On the False Analogy Between Iraq and South Korea Bush is now talking about a “South Korea” model for Iraq. He likely got this nonsense from John Gaddis at Yale, who I…
On the False Analogy Between Iraq and South Korea
Bush is now talking about a “South Korea” model for Iraq. He likely got this nonsense from John Gaddis at Yale, who I heard talking it last November at the Chicago Humanities Fair.
So what confuses me is the terms of the comparison. Who is playing the role of the Communists and of North Korea? Is it the Sunni Arabs of Iraq? But they are divided into Iraqi/Arab nationalists and Salafi Sunni revivalists. (The secular Arab nationalists are the vast majority according to recent polling). So they are not a united force. They are fighting with one another in al-Anbar. And, the Arab nationalists and the religious Sunnis cannot both play the role of the Communists. Some Arab nationalists are allied with the United States (Egypt, Tunisia, etc.) Others are not (Syria). Some religious Sunnis are allied with the US (Saudi Arabia, Afghanistan). Others are not. So where is the analogy to International Communism? Who is China and who is the Soviet Union? Is it Syria and Iran? But both are ruled by Shiites, not Sunnis!
But let us say that the Sunni Arabs are North Korea. Who is South Korea? Is it the Shiites of Iraq? But they are allied with Iran (isn’t it playing the role of China?) And the vast majority of them don’t want US troops in Iraq according to polls. There is zero chance that the Shiites of Iraq will put up with a long term presence of US bases in their areas of Iraq. The British base in Basra takes heavy fire all the time.

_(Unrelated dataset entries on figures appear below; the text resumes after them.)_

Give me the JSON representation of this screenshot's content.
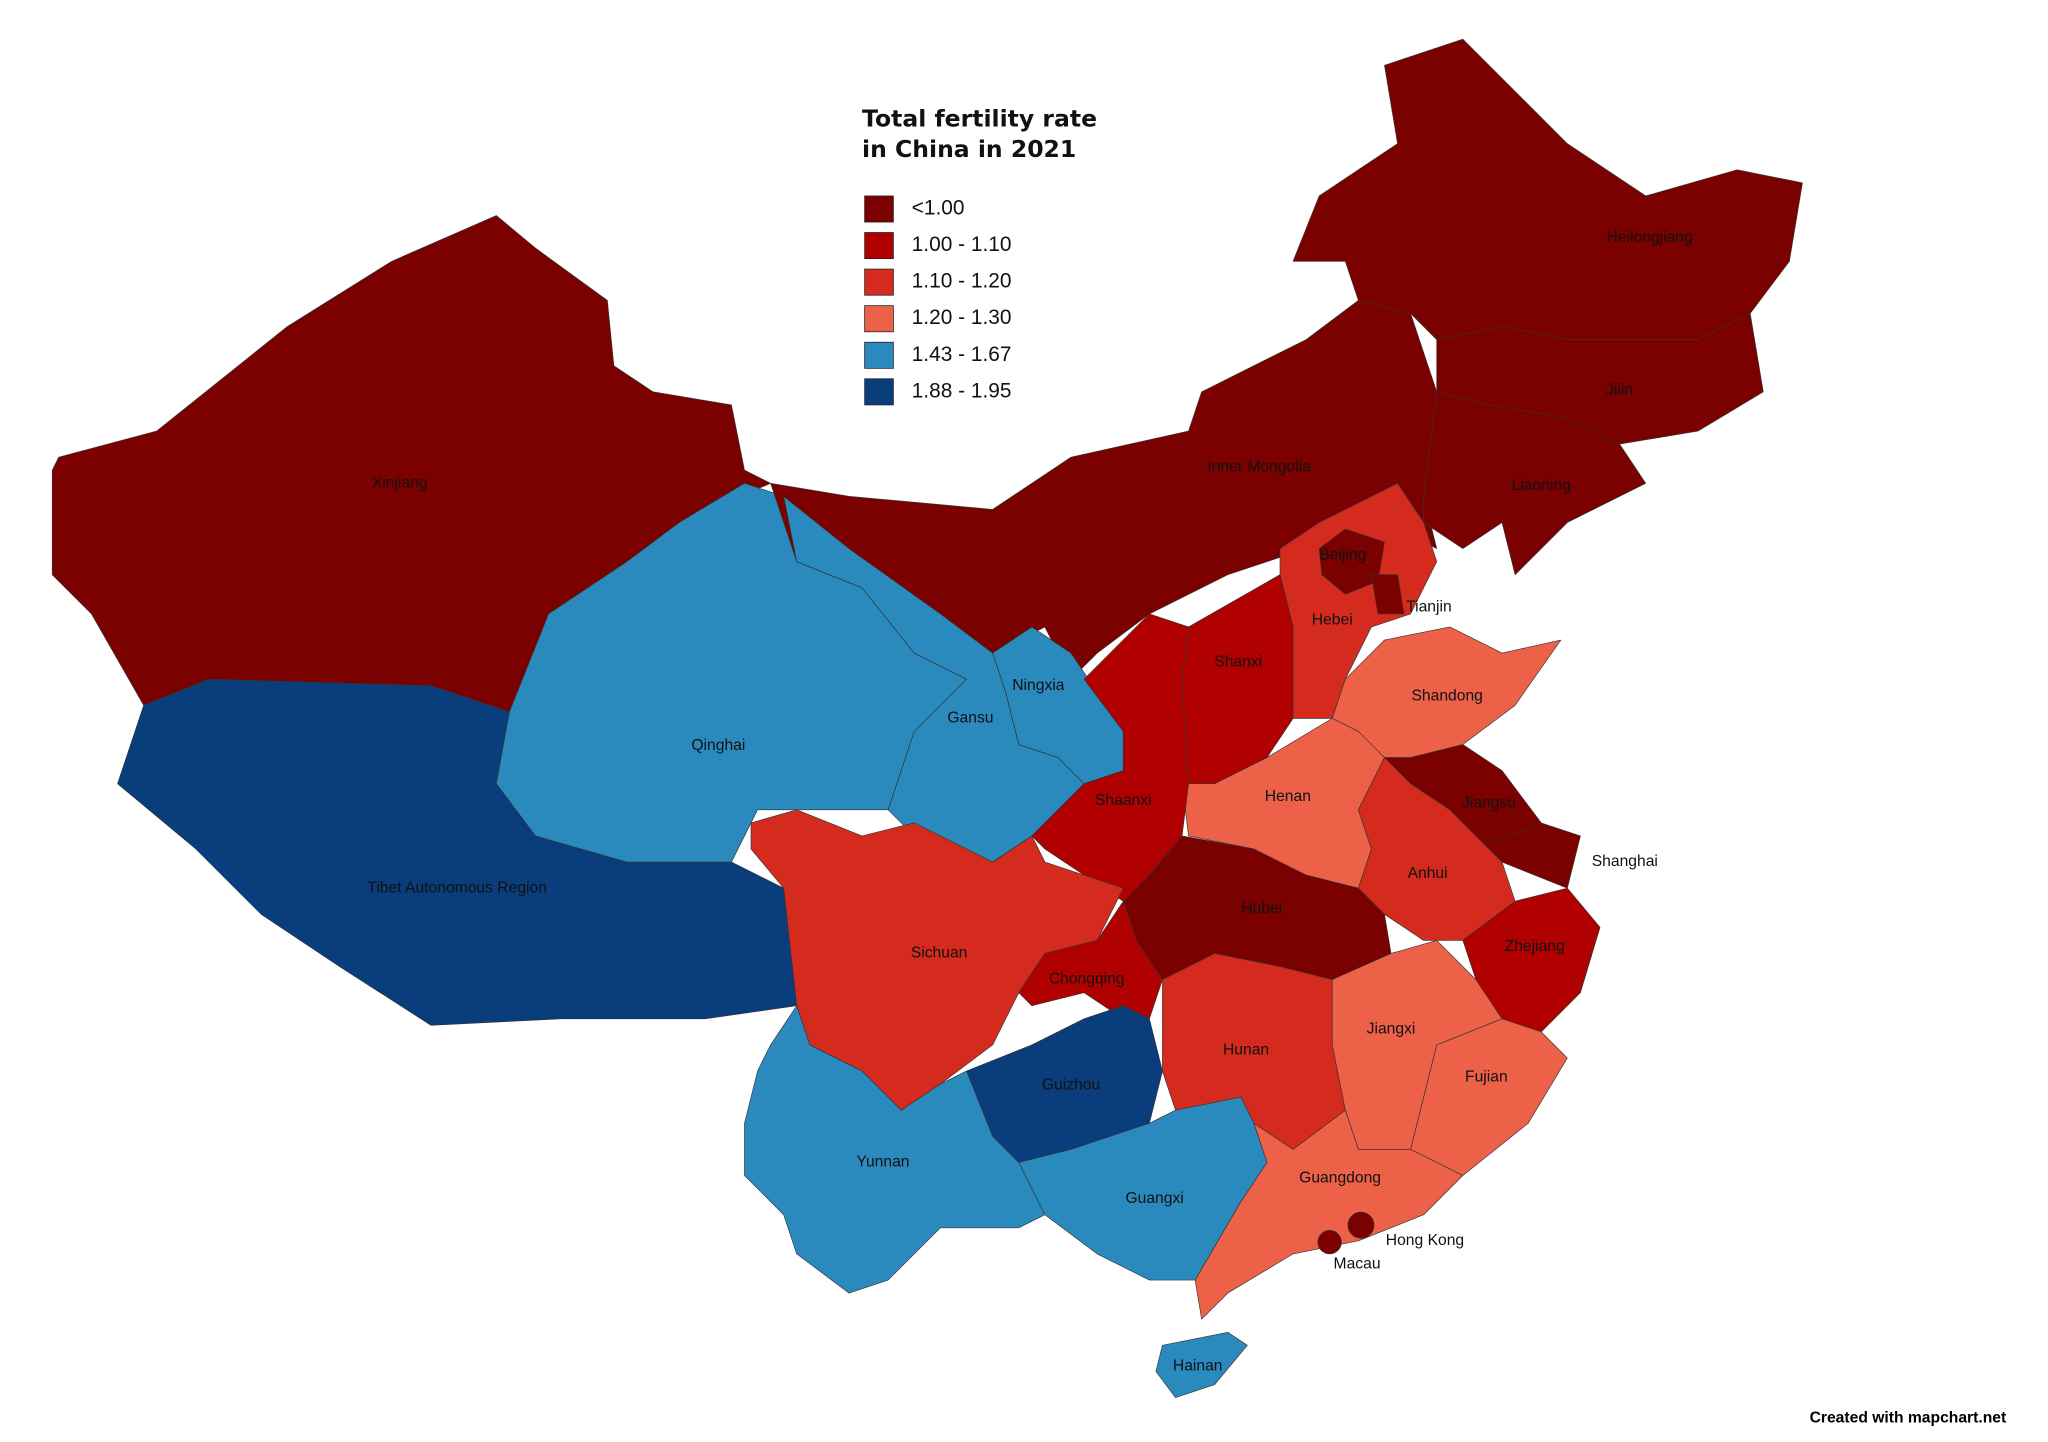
{
  "title": "Total fertility rate in China in 2021",
  "legend": [
    {
      "label": "<1.00",
      "color": "#7b0000"
    },
    {
      "label": "1.00 - 1.10",
      "color": "#b00000"
    },
    {
      "label": "1.10 - 1.20",
      "color": "#d52b1e"
    },
    {
      "label": "1.20 - 1.30",
      "color": "#ec6148"
    },
    {
      "label": "1.43 - 1.67",
      "color": "#2b8abd"
    },
    {
      "label": "1.88 - 1.95",
      "color": "#0a3d7c"
    }
  ],
  "regions": [
    {
      "name": "Xinjiang",
      "class": 0
    },
    {
      "name": "Tibet Autonomous Region",
      "class": 5
    },
    {
      "name": "Qinghai",
      "class": 4
    },
    {
      "name": "Inner Mongolia",
      "class": 0
    },
    {
      "name": "Gansu",
      "class": 4
    },
    {
      "name": "Ningxia",
      "class": 4
    },
    {
      "name": "Heilongjiang",
      "class": 0
    },
    {
      "name": "Jilin",
      "class": 0
    },
    {
      "name": "Liaoning",
      "class": 0
    },
    {
      "name": "Hebei",
      "class": 2
    },
    {
      "name": "Beijing",
      "class": 0
    },
    {
      "name": "Tianjin",
      "class": 0
    },
    {
      "name": "Shanxi",
      "class": 1
    },
    {
      "name": "Shandong",
      "class": 3
    },
    {
      "name": "Henan",
      "class": 3
    },
    {
      "name": "Shaanxi",
      "class": 1
    },
    {
      "name": "Jiangsu",
      "class": 0
    },
    {
      "name": "Shanghai",
      "class": 0
    },
    {
      "name": "Anhui",
      "class": 2
    },
    {
      "name": "Hubei",
      "class": 0
    },
    {
      "name": "Zhejiang",
      "class": 1
    },
    {
      "name": "Sichuan",
      "class": 2
    },
    {
      "name": "Chongqing",
      "class": 1
    },
    {
      "name": "Guizhou",
      "class": 5
    },
    {
      "name": "Hunan",
      "class": 2
    },
    {
      "name": "Jiangxi",
      "class": 3
    },
    {
      "name": "Fujian",
      "class": 3
    },
    {
      "name": "Guangdong",
      "class": 3
    },
    {
      "name": "Guangxi",
      "class": 4
    },
    {
      "name": "Yunnan",
      "class": 4
    },
    {
      "name": "Hainan",
      "class": 4
    },
    {
      "name": "Hong Kong",
      "class": 0
    },
    {
      "name": "Macau",
      "class": 0
    }
  ],
  "credit": "Created with mapchart.net"
}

The only place in Iraq that looks at all like South Korea is maybe Kurdistan. But it is also allied with Iran behind the scenes, and it is in a troubling way giving asylum to Turkish-Kurdish terror groups that are infliction harm on the US’s NATO ally, Turkey.
Even as we speak, in Iraq’s north, Turkish military forces and now 20 tanks are massing on the Iraqi border, apparently poised for “hot pursuit” of Kurdish guerrillas of the Kurdish Workers Party (PKK), who have safe harbor in Iraqi Kurdistan but go over to Turkey and blow things up. There is some danger that the US will be in the middle of all this, though it is allied with both the Kurds and the Turks. Last week US fighter jets based in Iraq made an unauthorized incursion into Turkish air space that the Turks are protesting.

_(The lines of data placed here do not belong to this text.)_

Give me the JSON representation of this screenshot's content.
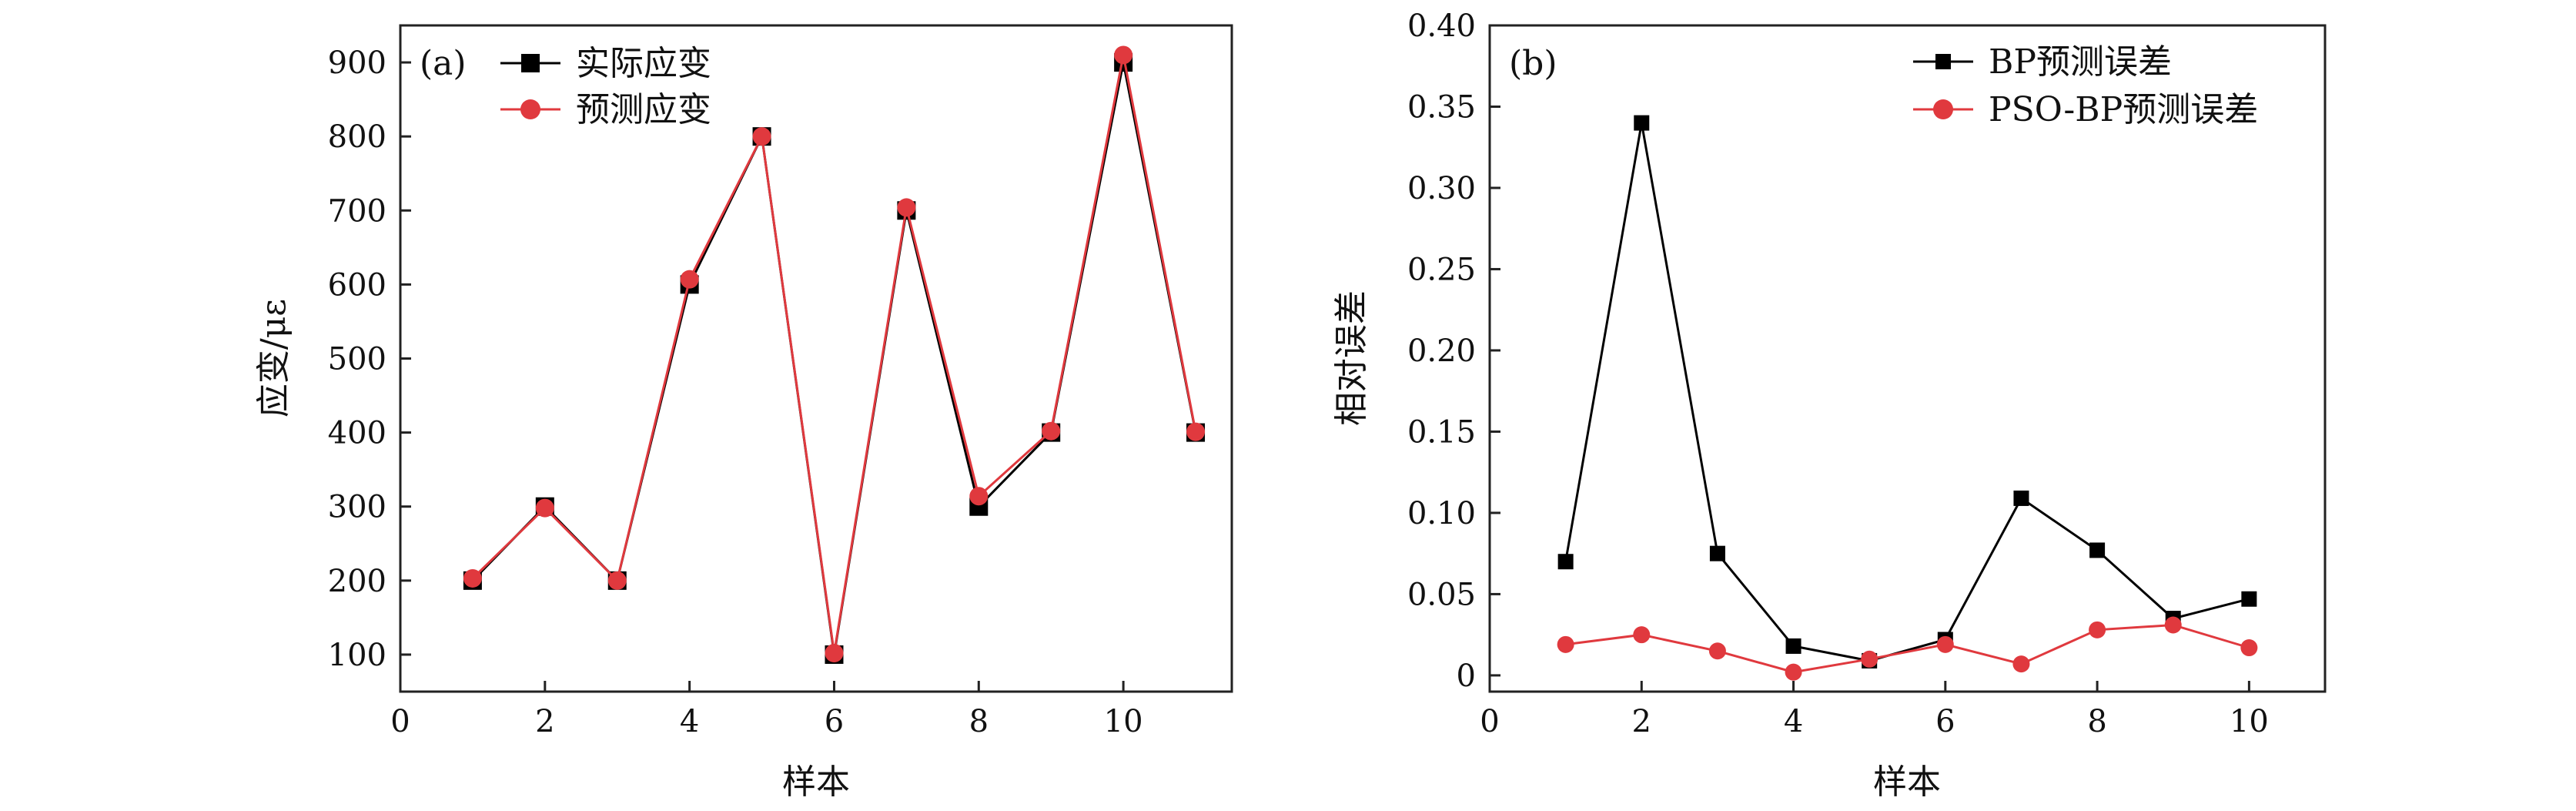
{
  "chart_data": [
    {
      "panel_label": "(a)",
      "type": "line",
      "xlabel": "样本",
      "ylabel": "应变/με",
      "xlim": [
        0,
        11.5
      ],
      "ylim": [
        50,
        950
      ],
      "xticks": [
        0,
        2,
        4,
        6,
        8,
        10
      ],
      "yticks": [
        100,
        200,
        300,
        400,
        500,
        600,
        700,
        800,
        900
      ],
      "legend_position": "top-left",
      "series": [
        {
          "name": "实际应变",
          "color": "#000000",
          "marker": "square",
          "x": [
            1,
            2,
            3,
            4,
            5,
            6,
            7,
            8,
            9,
            10,
            11
          ],
          "values": [
            200,
            300,
            200,
            600,
            800,
            100,
            700,
            300,
            400,
            900,
            400
          ]
        },
        {
          "name": "预测应变",
          "color": "#e0393e",
          "marker": "circle",
          "x": [
            1,
            2,
            3,
            4,
            5,
            6,
            7,
            8,
            9,
            10,
            11
          ],
          "values": [
            203,
            298,
            200,
            607,
            800,
            102,
            704,
            314,
            402,
            910,
            401
          ]
        }
      ]
    },
    {
      "panel_label": "(b)",
      "type": "line",
      "xlabel": "样本",
      "ylabel": "相对误差",
      "xlim": [
        0,
        11
      ],
      "ylim": [
        -0.01,
        0.4
      ],
      "xticks": [
        0,
        2,
        4,
        6,
        8,
        10
      ],
      "yticks": [
        "0",
        "0.05",
        "0.10",
        "0.15",
        "0.20",
        "0.25",
        "0.30",
        "0.35",
        "0.40"
      ],
      "legend_position": "top-right",
      "series": [
        {
          "name": "BP预测误差",
          "color": "#000000",
          "marker": "square",
          "x": [
            1,
            2,
            3,
            4,
            5,
            6,
            7,
            8,
            9,
            10
          ],
          "values": [
            0.07,
            0.34,
            0.075,
            0.018,
            0.009,
            0.022,
            0.109,
            0.077,
            0.035,
            0.047
          ]
        },
        {
          "name": "PSO-BP预测误差",
          "color": "#e0393e",
          "marker": "circle",
          "x": [
            1,
            2,
            3,
            4,
            5,
            6,
            7,
            8,
            9,
            10
          ],
          "values": [
            0.019,
            0.025,
            0.015,
            0.002,
            0.01,
            0.019,
            0.007,
            0.028,
            0.031,
            0.017
          ]
        }
      ]
    }
  ]
}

Do we really want to be in the middle of that?
(But see the next, translated, item, below).
So, no, Iraq isn’t like Korea in any obvious way, and in fact the analogy strikes me as frankly ridiculous.
Iraqi Foreign Minister Hoshyar Zebari suspects that the Mahdi Army was behind the kidnapping of 5 Britons from the Ministry of Finance on Tuesday. British troops have been skirmishing with and capturing Mahdi Army forces in Basra, so this could be payback or an attempt to trade prisoners.
There were mortar attacks, bombings and firefights around Iraq on Wednesday. Ten died in a firefight in Khalis between Iraqi government troops and local Sunni Arab guerrillas (the city is under curfew after these heavy clashes). The US raided Sadr City looking, presumably, for those British security guards, and taking 5 men into custody.
23 bodies were found in Baghdad on Wednesday, according to McClatchy. Four uniformed policemen were kidnapped in Tikrit north of Baghdad.
Iraq, Sudan, and Israel/Palestine are the most violent countries in the world, according to a new index.